La chute du trafic aérien a entraîné un ralentissement et même un quasi-arrêt de l'activité de nombreuses PME sous-traitantes. Chaque jour, la presse énumère de nouveaux plans de restructuration sur l'ensemble du territoire.
Les sous-traitants ont pu bénéficier des mesures d'aide exceptionnelles déployées durant les premiers mois de la crise. Les prévisions ne permettant pas d'espérer une reprise significative du secteur aéronautique avant 2022, voire 2024, le Gouvernement a lancé en juin un plan dit « Aéro », de 15 milliards d'euros, dont 7 milliards pour un prêt et une avance accordés à Air France. La moitié de cette somme doit lui permettre de boucler une commande de soixante appareils auprès d'Airbus. Une grande partie du plan vise en effet à soutenir le transport aérien et les commandes d'aéronefs, essentiellement par des avances financières, devant être remboursées, notamment dans le cadre d'un moratoire sur les remboursements des crédits à l'exportation déjà octroyés aux compagnies aériennes. Quant aux 832 millions d'euros de commandes publiques militaires et parapubliques qui sont inscrits dans le plan de relance, il s'agit d'une accélération des projets préexistants.

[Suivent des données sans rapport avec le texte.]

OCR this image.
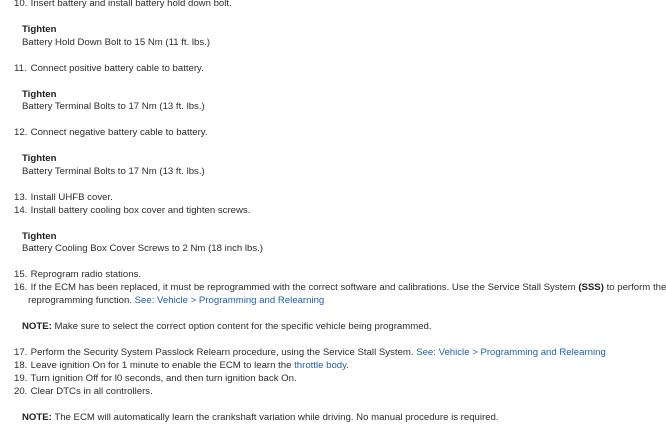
10. Insert battery and install battery hold down bolt.
Tighten
Battery Hold Down Bolt to 15 Nm (11 ft. lbs.)
11. Connect positive battery cable to battery.
Tighten
Battery Terminal Bolts to 17 Nm (13 ft. lbs.)
12. Connect negative battery cable to battery.
Tighten
Battery Terminal Bolts to 17 Nm (13 ft. lbs.)
13. Install UHFB cover.
14. Install battery cooling box cover and tighten screws.
Tighten
Battery Cooling Box Cover Screws to 2 Nm (18 inch lbs.)
15. Reprogram radio stations.
16. If the ECM has been replaced, it must be reprogrammed with the correct software and calibrations. Use the Service Stall System (SSS) to perform the
reprogramming function. See: Vehicle > Programming and Relearning
NOTE: Make sure to select the correct option content for the specific vehicle being programmed.
17. Perform the Security System Passlock Relearn procedure, using the Service Stall System. See: Vehicle > Programming and Relearning
18. Leave ignition On for 1 minute to enable the ECM to learn the throttle body.
19. Turn ignition Off for l0 seconds, and then turn ignition back On.
20. Clear DTCs in all controllers.
NOTE: The ECM will automatically learn the crankshaft variation while driving. No manual procedure is required.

Les fonds réellement débloqués pour le secteur s'élèvent à environ à 200 millions d'euros, déjà versés, pour constituer un fonds d'investissement aéronautique de 630 millions avec les grands donneurs d'ordre et, dans le cadre du plan de relance, à 300 millions sur trois ans, dans le cadre d'un fonds de modernisation pour le rattrapage du retard des PME de ce secteur en matière de numérisation et de robotisation. Sont également prévus 1,5 milliard d'euros sur trois ans pour l'innovation et le développement de l'« avion vert ». Il me semble donc que la mobilisation de l'État est moins massive que ce qui avait été annoncé.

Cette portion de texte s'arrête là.